Existing technologies, however, posed multiple coordination challenges. “Everyone had a different platform, like Zoom or Teams or whatever the other ones are,” Camara said. “We’re sharing real-time data and emergent information. We don’t have time to constantly approve permissions and juggle a variety of tools to work with our partners to help our constituents.”

The Arizona Department of Health Services deployed Roundtable already, allowing County partners to leverage the partnership to use Roundtable, too. 

“And voila, Roundtable solved the problem.”

From chaos to coordination

Today, Pima County uses Roundtable as the foundation to work with its partners to mitigate heat. “The platform is a one stop shop for information,” Camara said. “We use Roundtable’s platform for video calls, we share documents and notifications about extreme heat directly with everyone who needs to know, and we can get real time updates from the field. Roundtable alleviates the stress of getting people the information they need to keep Arizonans safe from heat.”

“We’re all flooded with emails and other notifications. Roundtable is the tool for coordination between Pima County and our partners and within the county itself,” agreed Young. He told us that much of the coordination between organizations during heat season involves extreme heat warnings, helping ensure supplies are distributed where they’re needed, providing updates about local ordinances, addressing transportation concerns, and a whole lot more. 

Then, Young proceeded to tell us about something special: A faith-based organization posted in Roundtable about having extra clothing, and another organization was able to connect directly with them in Roundtable to get shirts for people in need.

“It’s proof that coordination isn’t a one-way street. Yes, we use Roundtable to work with other organizations, but we see nonprofits and other governmental agencies working directly with one another through the platform,” Young continued. “Without Roundtable, it wouldn’t be possible.”
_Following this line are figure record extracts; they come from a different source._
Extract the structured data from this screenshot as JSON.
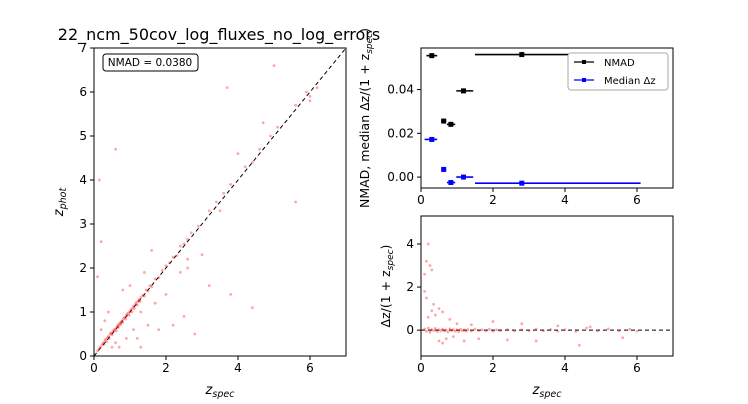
{
  "figure": {
    "title": "22_ncm_50cov_log_fluxes_no_log_errors"
  },
  "chart_data": [
    {
      "id": "main",
      "type": "scatter",
      "xlabel_base": "z",
      "xlabel_sub": "spec",
      "ylabel_base": "z",
      "ylabel_sub": "phot",
      "xlim": [
        0,
        7
      ],
      "ylim": [
        0,
        7
      ],
      "xticks": [
        0,
        2,
        4,
        6
      ],
      "yticks": [
        0,
        1,
        2,
        3,
        4,
        5,
        6,
        7
      ],
      "annotation": "NMAD = 0.0380",
      "reference_line": {
        "style": "dashed",
        "points": [
          [
            0,
            0
          ],
          [
            7,
            7
          ]
        ]
      },
      "marker_color": "#ff0000",
      "points": [
        [
          0.1,
          0.12
        ],
        [
          0.14,
          0.17
        ],
        [
          0.18,
          0.2
        ],
        [
          0.22,
          0.25
        ],
        [
          0.25,
          0.3
        ],
        [
          0.28,
          0.27
        ],
        [
          0.3,
          0.35
        ],
        [
          0.33,
          0.38
        ],
        [
          0.35,
          0.33
        ],
        [
          0.38,
          0.42
        ],
        [
          0.4,
          0.45
        ],
        [
          0.42,
          0.4
        ],
        [
          0.45,
          0.5
        ],
        [
          0.47,
          0.52
        ],
        [
          0.5,
          0.48
        ],
        [
          0.52,
          0.55
        ],
        [
          0.55,
          0.58
        ],
        [
          0.57,
          0.6
        ],
        [
          0.6,
          0.62
        ],
        [
          0.62,
          0.57
        ],
        [
          0.64,
          0.66
        ],
        [
          0.66,
          0.7
        ],
        [
          0.68,
          0.65
        ],
        [
          0.7,
          0.72
        ],
        [
          0.72,
          0.75
        ],
        [
          0.74,
          0.71
        ],
        [
          0.76,
          0.78
        ],
        [
          0.78,
          0.8
        ],
        [
          0.8,
          0.76
        ],
        [
          0.82,
          0.85
        ],
        [
          0.85,
          0.88
        ],
        [
          0.88,
          0.84
        ],
        [
          0.9,
          0.92
        ],
        [
          0.92,
          0.95
        ],
        [
          0.95,
          0.98
        ],
        [
          0.98,
          0.93
        ],
        [
          1.0,
          1.02
        ],
        [
          1.03,
          1.06
        ],
        [
          1.05,
          1.0
        ],
        [
          1.08,
          1.1
        ],
        [
          1.1,
          1.14
        ],
        [
          1.12,
          1.08
        ],
        [
          1.15,
          1.18
        ],
        [
          1.18,
          1.22
        ],
        [
          1.2,
          1.16
        ],
        [
          1.23,
          1.25
        ],
        [
          1.25,
          1.28
        ],
        [
          1.28,
          1.24
        ],
        [
          1.3,
          1.33
        ],
        [
          1.35,
          1.38
        ],
        [
          1.4,
          1.36
        ],
        [
          1.45,
          1.5
        ],
        [
          1.5,
          1.48
        ],
        [
          1.55,
          1.6
        ],
        [
          1.6,
          1.57
        ],
        [
          1.7,
          1.75
        ],
        [
          1.8,
          1.78
        ],
        [
          1.9,
          1.95
        ],
        [
          2.0,
          2.05
        ],
        [
          2.1,
          2.12
        ],
        [
          2.2,
          2.25
        ],
        [
          2.3,
          2.28
        ],
        [
          2.4,
          2.5
        ],
        [
          2.5,
          2.55
        ],
        [
          2.6,
          2.65
        ],
        [
          2.7,
          2.8
        ],
        [
          2.9,
          2.95
        ],
        [
          3.2,
          3.3
        ],
        [
          3.4,
          3.5
        ],
        [
          3.6,
          3.7
        ],
        [
          3.8,
          3.9
        ],
        [
          4.2,
          4.3
        ],
        [
          4.4,
          4.4
        ],
        [
          4.6,
          4.7
        ],
        [
          4.9,
          5.0
        ],
        [
          5.1,
          5.2
        ],
        [
          5.6,
          5.7
        ],
        [
          5.9,
          6.0
        ],
        [
          6.0,
          5.9
        ],
        [
          6.2,
          6.1
        ],
        [
          0.2,
          0.6
        ],
        [
          0.3,
          0.8
        ],
        [
          0.4,
          1.0
        ],
        [
          0.5,
          0.2
        ],
        [
          0.6,
          0.3
        ],
        [
          0.7,
          0.2
        ],
        [
          0.8,
          1.5
        ],
        [
          0.9,
          0.4
        ],
        [
          1.0,
          1.6
        ],
        [
          1.1,
          0.6
        ],
        [
          1.2,
          0.4
        ],
        [
          1.3,
          0.2
        ],
        [
          1.4,
          1.9
        ],
        [
          1.5,
          0.7
        ],
        [
          1.6,
          2.4
        ],
        [
          1.7,
          1.2
        ],
        [
          1.8,
          0.6
        ],
        [
          2.0,
          1.4
        ],
        [
          2.2,
          0.7
        ],
        [
          2.4,
          1.9
        ],
        [
          2.5,
          0.9
        ],
        [
          2.6,
          2.0
        ],
        [
          2.8,
          0.5
        ],
        [
          3.0,
          2.3
        ],
        [
          3.2,
          1.6
        ],
        [
          3.5,
          3.3
        ],
        [
          3.8,
          1.4
        ],
        [
          4.0,
          4.6
        ],
        [
          4.4,
          1.1
        ],
        [
          4.7,
          5.3
        ],
        [
          5.0,
          6.6
        ],
        [
          5.6,
          3.5
        ],
        [
          6.0,
          5.8
        ],
        [
          0.1,
          1.8
        ],
        [
          0.2,
          2.6
        ],
        [
          0.15,
          4.0
        ],
        [
          0.6,
          4.7
        ],
        [
          1.3,
          1.0
        ],
        [
          2.6,
          2.2
        ],
        [
          3.7,
          6.1
        ]
      ]
    },
    {
      "id": "stats",
      "type": "errorbar",
      "xlabel": "",
      "ylabel": "NMAD, median Δz/(1 + z",
      "ylabel_sub": "spec",
      "ylabel_tail": ")",
      "xlim": [
        0,
        7
      ],
      "ylim": [
        -0.005,
        0.059
      ],
      "xticks": [
        0,
        2,
        4,
        6
      ],
      "yticks": [
        0.0,
        0.02,
        0.04
      ],
      "ytick_labels": [
        "0.00",
        "0.02",
        "0.04"
      ],
      "legend": {
        "location": "upper right",
        "entries": [
          "NMAD",
          "Median Δz"
        ]
      },
      "series": [
        {
          "name": "NMAD",
          "color": "#000000",
          "points": [
            {
              "x": 0.3,
              "y": 0.0555,
              "xlo": 0.15,
              "xhi": 0.45
            },
            {
              "x": 0.63,
              "y": 0.0256,
              "xlo": 0.56,
              "xhi": 0.7
            },
            {
              "x": 0.83,
              "y": 0.0241,
              "xlo": 0.72,
              "xhi": 0.95
            },
            {
              "x": 1.18,
              "y": 0.0394,
              "xlo": 0.98,
              "xhi": 1.45
            },
            {
              "x": 2.8,
              "y": 0.056,
              "xlo": 1.5,
              "xhi": 6.1
            }
          ]
        },
        {
          "name": "Median Δz",
          "color": "#0000ff",
          "points": [
            {
              "x": 0.3,
              "y": 0.0172,
              "xlo": 0.1,
              "xhi": 0.45
            },
            {
              "x": 0.63,
              "y": 0.0035,
              "xlo": 0.56,
              "xhi": 0.7
            },
            {
              "x": 0.83,
              "y": -0.0025,
              "xlo": 0.72,
              "xhi": 0.95
            },
            {
              "x": 1.18,
              "y": 0.0,
              "xlo": 0.98,
              "xhi": 1.45
            },
            {
              "x": 2.8,
              "y": -0.0028,
              "xlo": 1.5,
              "xhi": 6.1
            }
          ]
        }
      ]
    },
    {
      "id": "residuals",
      "type": "scatter",
      "xlabel_base": "z",
      "xlabel_sub": "spec",
      "ylabel": "Δz/(1 + z",
      "ylabel_sub": "spec",
      "ylabel_tail": ")",
      "xlim": [
        0,
        7
      ],
      "ylim": [
        -1.2,
        5.3
      ],
      "xticks": [
        0,
        2,
        4,
        6
      ],
      "yticks": [
        0,
        2,
        4
      ],
      "reference_line": {
        "style": "dashed",
        "y": 0
      },
      "marker_color": "#ff0000",
      "points": [
        [
          0.1,
          0.05
        ],
        [
          0.15,
          -0.05
        ],
        [
          0.2,
          0.1
        ],
        [
          0.25,
          -0.1
        ],
        [
          0.3,
          0.03
        ],
        [
          0.35,
          -0.02
        ],
        [
          0.4,
          0.08
        ],
        [
          0.45,
          -0.06
        ],
        [
          0.5,
          0.02
        ],
        [
          0.55,
          -0.03
        ],
        [
          0.6,
          0.05
        ],
        [
          0.65,
          -0.04
        ],
        [
          0.7,
          0.01
        ],
        [
          0.75,
          -0.08
        ],
        [
          0.8,
          0.06
        ],
        [
          0.85,
          -0.02
        ],
        [
          0.9,
          0.03
        ],
        [
          0.95,
          -0.05
        ],
        [
          1.0,
          0.02
        ],
        [
          1.05,
          -0.07
        ],
        [
          1.1,
          0.04
        ],
        [
          1.15,
          -0.03
        ],
        [
          1.2,
          0.01
        ],
        [
          1.25,
          -0.05
        ],
        [
          1.3,
          0.03
        ],
        [
          1.4,
          -0.04
        ],
        [
          1.5,
          0.05
        ],
        [
          1.6,
          -0.02
        ],
        [
          1.7,
          0.02
        ],
        [
          1.8,
          -0.03
        ],
        [
          1.9,
          0.04
        ],
        [
          2.0,
          -0.05
        ],
        [
          2.1,
          0.02
        ],
        [
          2.2,
          -0.02
        ],
        [
          2.4,
          0.03
        ],
        [
          2.6,
          -0.04
        ],
        [
          2.8,
          0.02
        ],
        [
          3.0,
          -0.03
        ],
        [
          3.2,
          0.05
        ],
        [
          3.4,
          -0.02
        ],
        [
          3.6,
          0.03
        ],
        [
          3.8,
          -0.05
        ],
        [
          4.0,
          0.02
        ],
        [
          4.3,
          -0.06
        ],
        [
          4.6,
          0.1
        ],
        [
          4.9,
          -0.04
        ],
        [
          5.2,
          0.06
        ],
        [
          5.5,
          -0.03
        ],
        [
          5.8,
          0.04
        ],
        [
          6.0,
          -0.05
        ],
        [
          0.2,
          0.6
        ],
        [
          0.3,
          0.9
        ],
        [
          0.4,
          0.7
        ],
        [
          0.5,
          -0.5
        ],
        [
          0.6,
          -0.6
        ],
        [
          0.7,
          -0.4
        ],
        [
          0.8,
          0.5
        ],
        [
          0.9,
          -0.3
        ],
        [
          1.0,
          0.3
        ],
        [
          1.2,
          -0.5
        ],
        [
          1.4,
          0.25
        ],
        [
          1.6,
          -0.4
        ],
        [
          2.0,
          0.4
        ],
        [
          2.4,
          -0.45
        ],
        [
          2.8,
          0.3
        ],
        [
          3.2,
          -0.5
        ],
        [
          3.8,
          0.2
        ],
        [
          4.4,
          -0.7
        ],
        [
          4.7,
          0.15
        ],
        [
          5.6,
          -0.35
        ],
        [
          0.1,
          1.8
        ],
        [
          0.15,
          1.5
        ],
        [
          0.1,
          2.6
        ],
        [
          0.15,
          3.2
        ],
        [
          0.2,
          4.0
        ],
        [
          0.25,
          3.0
        ],
        [
          0.3,
          2.8
        ],
        [
          0.35,
          1.2
        ],
        [
          0.5,
          1.0
        ],
        [
          0.6,
          0.85
        ]
      ]
    }
  ]
}
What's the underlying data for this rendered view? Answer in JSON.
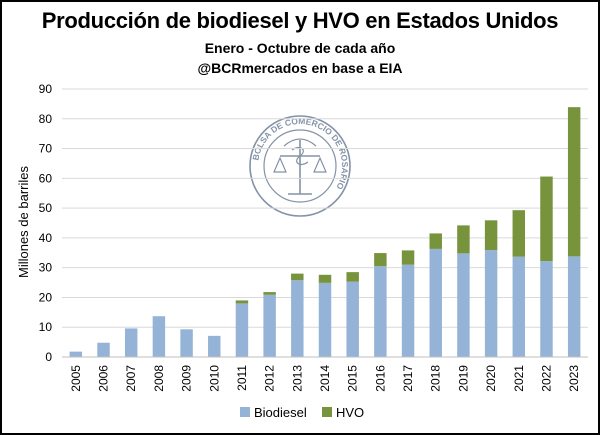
{
  "header": {
    "title": "Producción de biodiesel y HVO en Estados Unidos",
    "subtitle": "Enero - Octubre de cada año",
    "source": "@BCRmercados en base a EIA"
  },
  "logo": {
    "text": "BOLSA DE COMERCIO DE ROSARIO"
  },
  "chart_data": {
    "type": "bar",
    "stacked": true,
    "categories": [
      "2005",
      "2006",
      "2007",
      "2008",
      "2009",
      "2010",
      "2011",
      "2012",
      "2013",
      "2014",
      "2015",
      "2016",
      "2017",
      "2018",
      "2019",
      "2020",
      "2021",
      "2022",
      "2023"
    ],
    "series": [
      {
        "name": "Biodiesel",
        "color": "#95B3D7",
        "values": [
          1.8,
          4.8,
          9.6,
          13.7,
          9.3,
          7.1,
          18.0,
          20.9,
          25.8,
          24.9,
          25.3,
          30.5,
          31.0,
          36.3,
          34.8,
          35.9,
          33.7,
          32.2,
          33.8
        ]
      },
      {
        "name": "HVO",
        "color": "#77933C",
        "values": [
          0,
          0,
          0,
          0,
          0,
          0,
          1.0,
          0.9,
          2.2,
          2.7,
          3.2,
          4.4,
          4.8,
          5.2,
          9.4,
          10.0,
          15.6,
          28.4,
          50.1
        ]
      }
    ],
    "ylabel": "Millones de barriles",
    "xlabel": "",
    "ylim": [
      0,
      90
    ],
    "yticks": [
      0,
      10,
      20,
      30,
      40,
      50,
      60,
      70,
      80,
      90
    ],
    "grid": true,
    "legend": "bottom"
  }
}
Camara and Young told us that by virtue of information and people being more accessible through Roundtable to the diverse constituency working to address heat risk for Arizonans, there’s been higher engagement with events and materials. “Reporting, in particular, is more accessible,” Young noted. “We have more data from the field, so we, as the county, can make smarter decisions.”

Camara agreed. “Before, we heard so often, ‘Oh, I can’t get into the Teams link’ or ‘I can’t find this resource or that document.’ With Roundtable, those concerns have more or less gone away. More people join the weekly meetings, more people can access resources after the meeting, and having all our partners know where all the information lives is invaluable.”

Though we are in the throes of heat season, Young also has an eye on using Roundtable for the offseason. “Today, we’re very focused on making sure the information we have, all the data from different sources, we have to synthesize that and make sure our partners get what they need. In the offseason, we’ll shift to using Roundtable for preparedness, education, and analysis of the previous heat season so we can continue to improve.”  

“We want our operation to be built on best practices,” Camara said. “Roundtable is a critical component of our ability to be at our best.”